Kebijakan pembangunan dan renovasi kantor serta rumah dinas dengan pagu anggaran besar kerap dikritik lantaran dinilai sebagai pemborosan, apalagi di tengah pandemi. Hal itu menunjukkan syahwat kekuasaan yang terlalu tinggi, sehingga mereka sering mengabaikan masyarakat yang sedang kesusahan.
Terlebih banyak rakyatnya yang tengah sekarat. Angka kemiskinan meningkat. Badan Pusat Statistik (BPS) melaporkan, jumlah orang miskin pada bulan Maret 2021 mencapai 27,54 juta orang. Jumlah itu hanya menurun tipis 0,01 juta orang dibanding September 2020. Namun, jika dibandingkan pada Maret 2020, jumlah penduduk miskin naik 1,12 juta orang.
Tampaknya, derajat kantor dan rumah dinas jauh lebih tinggi daripada situasi ekonomi warga yang memprihatinkan. Mereka juga terbukti tak pandai dalam menentukan skala prioritas.
Banyak pejabat yang tetap ngotot untuk melanjutkan proyek dengan berlindung di balik PP No. 40/1994 tentang Rumah Negara sebagai landasan hukumnya.
Apalagi, beleid itu tidak mengatur nilai maksimal anggaran. Sehingga, pejabat bisa leluasa dalam menghabiskan uang negara untuk program-program yang tidak ada implikasinya secara langsung dengan kesejahteraan masyarakat.
Benar bahwa kebijakan membangun dan merenovasi rumah dinas tak melanggar aturan. Penganggarannya pun dilindungi dan dijamin oleh regulasi pemerintah.

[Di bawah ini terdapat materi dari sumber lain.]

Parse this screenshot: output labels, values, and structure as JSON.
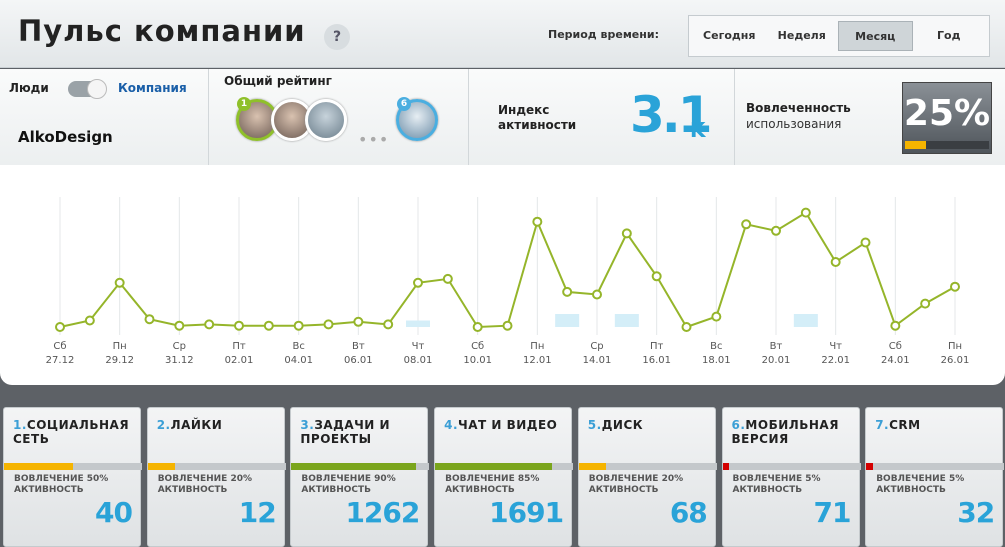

Akan tetapi, sebagai pejabat, hendaknya mereka memiliki kepekaan sosial dalam menghadapi situasi krisis. Ketika rakyat mengalami kesulitan, harusnya mereka bisa menahan diri dan belajar berempati.
Masyarakat akan lebih mengapresiasi andai mereka mau menunda hasratnya untuk melanjutkan proyek, setidaknya sampai pandemi bisa terkendali. Akan lebih bijak jika anggaran itu digunakan untuk program yang lebih bermanfaat bagi masyarakat luas.